Sunlit Uplands, SC's leading "Christianist" hate blogger, proves if he's an expert at anything it's craptology. He is in snake oil peddling mode with this farcical story via Fox News (so you know it's true):
A group of Chinese and Turkish evangelical explorers say wooden remains they have discovered on Mount Ararat in eastern Turkey are the remains of Noah's Ark.
The group claims that carbon dating proves the relics are 4,800 years old, meaning they date to around the same time the ark was said to be afloat. Mt. Ararat has long been suspected as the final resting place of the craft by evangelicals and literalists hoping to validate biblical stories.
Yeung Wing-Cheung, from the Noah's Ark Ministries International research team that made the discovery, said: "It's not 100 percent that it is Noah's Ark, but we think it is 99.9 percent that this is it."
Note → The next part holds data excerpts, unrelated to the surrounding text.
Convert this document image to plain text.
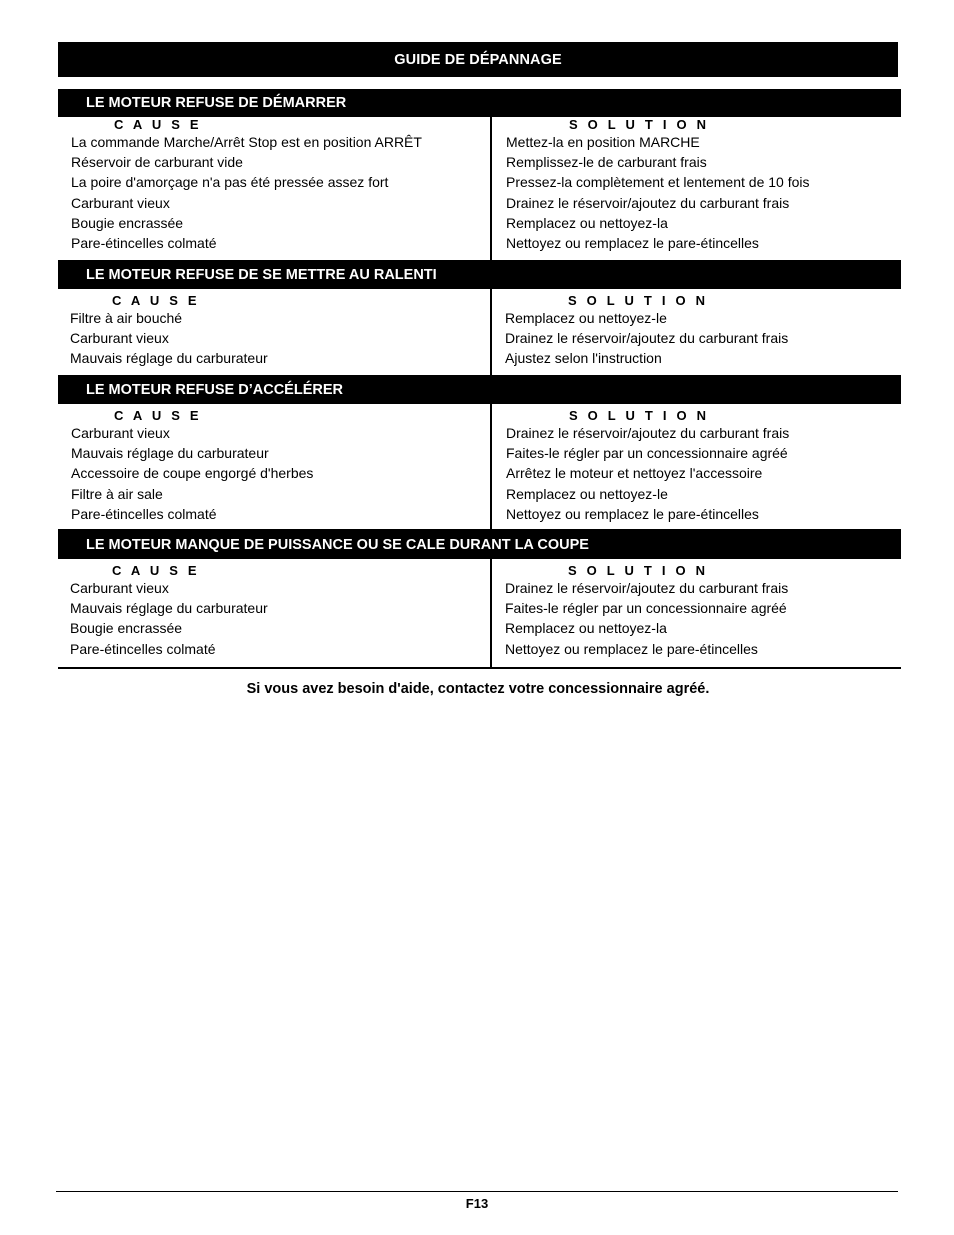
GUIDE DE DÉPANNAGE
LE MOTEUR REFUSE DE DÉMARRER
C A U S E
La commande Marche/Arrêt Stop est en position ARRÊT
Réservoir de carburant vide
La poire d'amorçage n'a pas été pressée assez fort
Carburant vieux
Bougie encrassée
Pare-étincelles colmaté
S O L U T I O N
Mettez-la en position MARCHE
Remplissez-le de carburant frais
Pressez-la complètement et lentement de 10 fois
Drainez le réservoir/ajoutez du carburant frais
Remplacez ou nettoyez-la
Nettoyez ou remplacez le pare-étincelles
LE MOTEUR REFUSE DE SE METTRE AU RALENTI
C A U S E
Filtre à air bouché
Carburant vieux
Mauvais réglage du carburateur
S O L U T I O N
Remplacez ou nettoyez-le
Drainez le réservoir/ajoutez du carburant frais
Ajustez selon l'instruction
LE MOTEUR REFUSE D’ACCÉLÉRER
C A U S E
Carburant vieux
Mauvais réglage du carburateur
Accessoire de coupe engorgé d'herbes
Filtre à air sale
Pare-étincelles colmaté
S O L U T I O N
Drainez le réservoir/ajoutez du carburant frais
Faites-le régler par un concessionnaire agréé
Arrêtez le moteur et nettoyez l'accessoire
Remplacez ou nettoyez-le
Nettoyez ou remplacez le pare-étincelles
LE MOTEUR MANQUE DE PUISSANCE OU SE CALE DURANT LA COUPE
C A U S E
Carburant vieux
Mauvais réglage du carburateur
Bougie encrassée
Pare-étincelles colmaté
S O L U T I O N
Drainez le réservoir/ajoutez du carburant frais
Faites-le régler par un concessionnaire agréé
Remplacez ou nettoyez-la
Nettoyez ou remplacez le pare-étincelles
Si vous avez besoin d'aide, contactez votre concessionnaire agréé.
F13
There have been several reported discoveries of the remains of Noah's Ark over the years, most notably a find by archaeologist Ron Wyatt in 1987. At the time, the Turkish government officially declared a national park around his find, a boat-shaped object stretched across the mountains of Ararat.
Nevertheless, the evangelical ministry remains convinced that the current find is in fact more likely to be the actual artifact, calling upon Dutch Ark researcher Gerrit Aalten to verify its legitimacy.Here's some odd things about the story.
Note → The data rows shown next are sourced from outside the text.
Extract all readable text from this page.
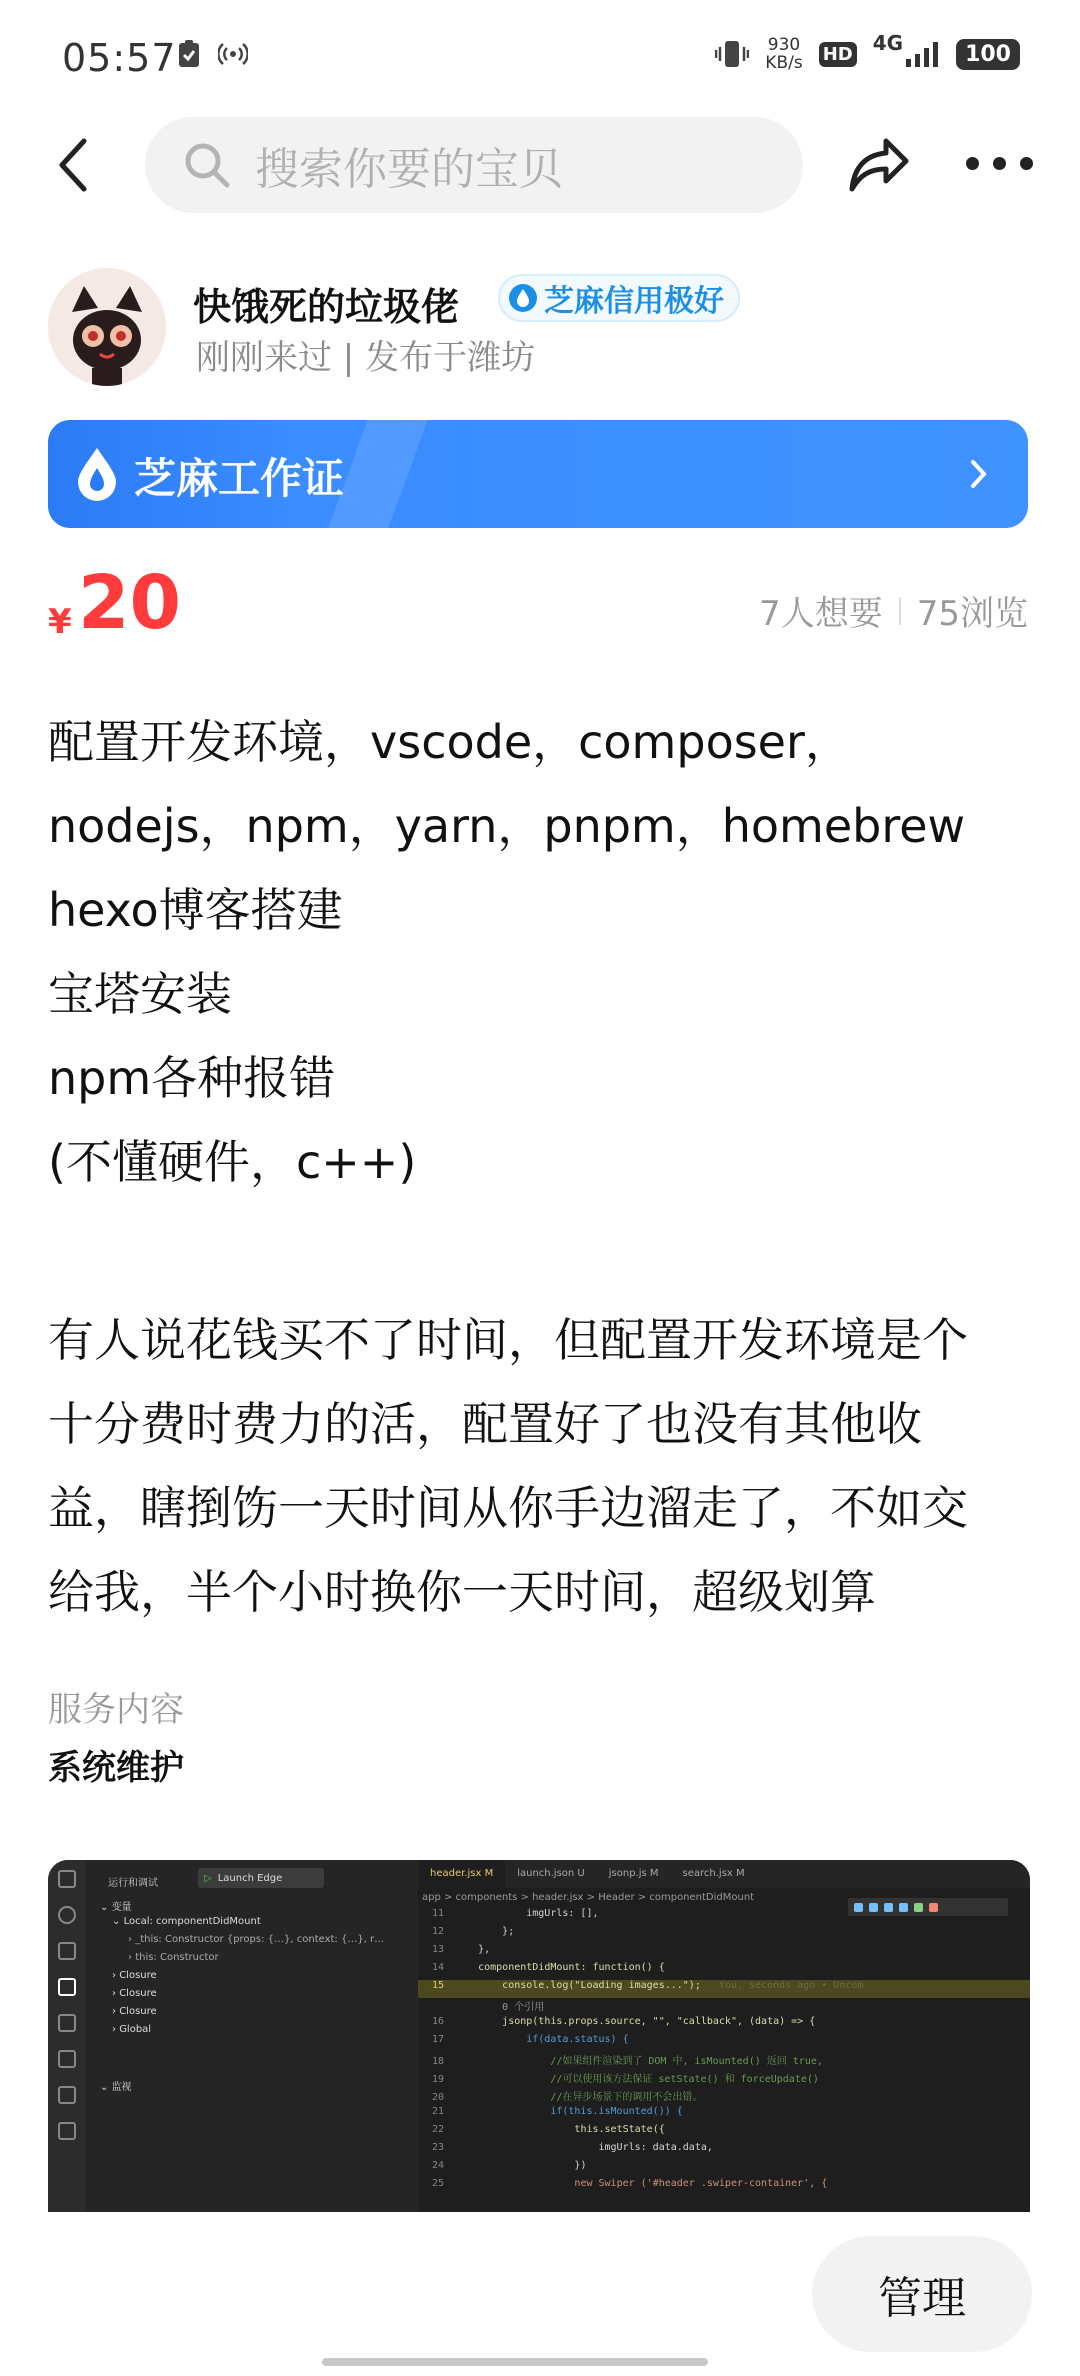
05:57	930
KB/s HD 4G	100
搜索你要的宝贝
快饿死的垃圾佬	芝麻信用极好
刚刚来过 | 发布于潍坊
芝麻工作证
¥ 20	7人想要 75浏览
配置开发环境，vscode，composer，
nodejs，npm，yarn，pnpm，homebrew
hexo博客搭建
宝塔安装
npm各种报错
(不懂硬件，c++)
有人说花钱买不了时间，但配置开发环境是个
十分费时费力的活，配置好了也没有其他收
益，瞎捯饬一天时间从你手边溜走了，不如交
给我，半个小时换你一天时间，超级划算
服务内容
系统维护
运行和调试	▷ Launch Edge
⌄ 变量
⌄ Local: componentDidMount
› _this: Constructor {props: {…}, context: {…}, r…
› this: Constructor
› Closure
› Closure
› Closure
› Global
⌄ 监视
header.jsx M	launch.json U	jsonp.js M	search.jsx M
app > components > header.jsx > Header > componentDidMount
11	imgUrls: [],
12	};
13	},
14	componentDidMount: function() {
15	console.log("Loading images..."); You, seconds ago • Uncom
0 个引用
16	jsonp(this.props.source, "", "callback", (data) => {
17	if(data.status) {
18	//如果组件渲染到了 DOM 中, isMounted() 返回 true,
19	//可以使用该方法保证 setState() 和 forceUpdate()
20	//在异步场景下的调用不会出错。
21	if(this.isMounted()) {
22	this.setState({
23	imgUrls: data.data,
24	})
25	new Swiper ('#header .swiper-container', {
管理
When you click on the link to Noah's Ark Ministries International, it's a dead link. When you Google it, there's no direct link, just a handful of sites claiming it exists.
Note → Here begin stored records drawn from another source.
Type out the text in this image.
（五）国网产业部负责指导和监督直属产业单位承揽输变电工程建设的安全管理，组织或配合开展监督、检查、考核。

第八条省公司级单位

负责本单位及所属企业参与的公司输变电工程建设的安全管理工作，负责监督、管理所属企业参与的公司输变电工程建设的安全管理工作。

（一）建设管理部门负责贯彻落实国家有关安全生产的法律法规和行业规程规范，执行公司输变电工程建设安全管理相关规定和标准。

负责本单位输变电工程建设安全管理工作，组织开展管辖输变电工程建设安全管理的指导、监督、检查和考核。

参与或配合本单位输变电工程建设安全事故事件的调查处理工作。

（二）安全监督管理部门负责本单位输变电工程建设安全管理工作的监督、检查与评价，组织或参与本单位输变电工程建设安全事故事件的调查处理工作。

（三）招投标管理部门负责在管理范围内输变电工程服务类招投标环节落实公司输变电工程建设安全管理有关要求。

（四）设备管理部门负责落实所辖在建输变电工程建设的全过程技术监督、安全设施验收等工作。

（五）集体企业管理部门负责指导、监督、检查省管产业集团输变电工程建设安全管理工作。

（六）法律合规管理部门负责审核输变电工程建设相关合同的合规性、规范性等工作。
Ditto the "Chinese evangelical archaeologist." Nothing but links back to this one story.
They don't say who did the carbon dating.
Ron Wyatt wasn't an archaeologist. He was a nurse anaesthetist with a religious mania who died in 1999.
Wikipedia:
By the time of his death in August 4, 1999, his claimed discoveries included:[1]
Noah's Ark (the Durupınar site, located 18.25 miles south of Mount Ararat)
Anchor stones (or drogue stones) used by Noah on the Ark
The post-flood house, grave markers and tombs of Noah and his wife
The location of Sodom and Gomorrah and the other (3) Cities of the Plain: Zoar, Zeboim and Admah
Sulfur/brimstone balls from the ashen remains of Sodom and Gomorrah.
The Tower of Babel site (in southern Turkey)
How the Egyptians may have built the pyramids.
The site of the Israelites' crossing of the Red Sea (located in the Gulf of Aqaba)
Chariot wheels and other relics of the army of Pharaoh at the bottom of the Red Sea
The site of the biblical Mt. Sinai (in Saudi Arabia at Jabal al Lawz)
The rock at Mt. Horeb from which water flowed when struck by Moses
The site of Korah’s earthquake.
A chamber at the end of a maze of tunnels under Jerusalem containing artefacts from Solomon's Temple
The site of the Crucifixion of Jesus
The Ark of the Covenant and the stones of the Ten Commandments
Christ’s blood, dripped onto the Mercy seat of the Ark of the Covenant beneath the Crucifixion site.
A miter with an ivory pomegranate on the tip
The burial pots of Ashkelon.
Embarrassingly for all, the Turkish government has already created a Noah's Ark National Park somewhere else, say evangelicals, allegedly relying on Wyatt's "discoveries." A Turkish tourism site- and Wikipedia- doesn't list it among the nation's 39 national parks. That's because it doesn't exist.
An MSNBC science writer goes through the claim in detail and finds it utterly devoid of proof, including this observation by a scientist:
Zimansky said he would welcome hearing more about the site. "It would be nice to know what they have found - if there's a scientific publication in the offing," he told me. "Press releases are not the way archaeology advances."
Bullshit from one end to the other, and Cassidy slurped it right up.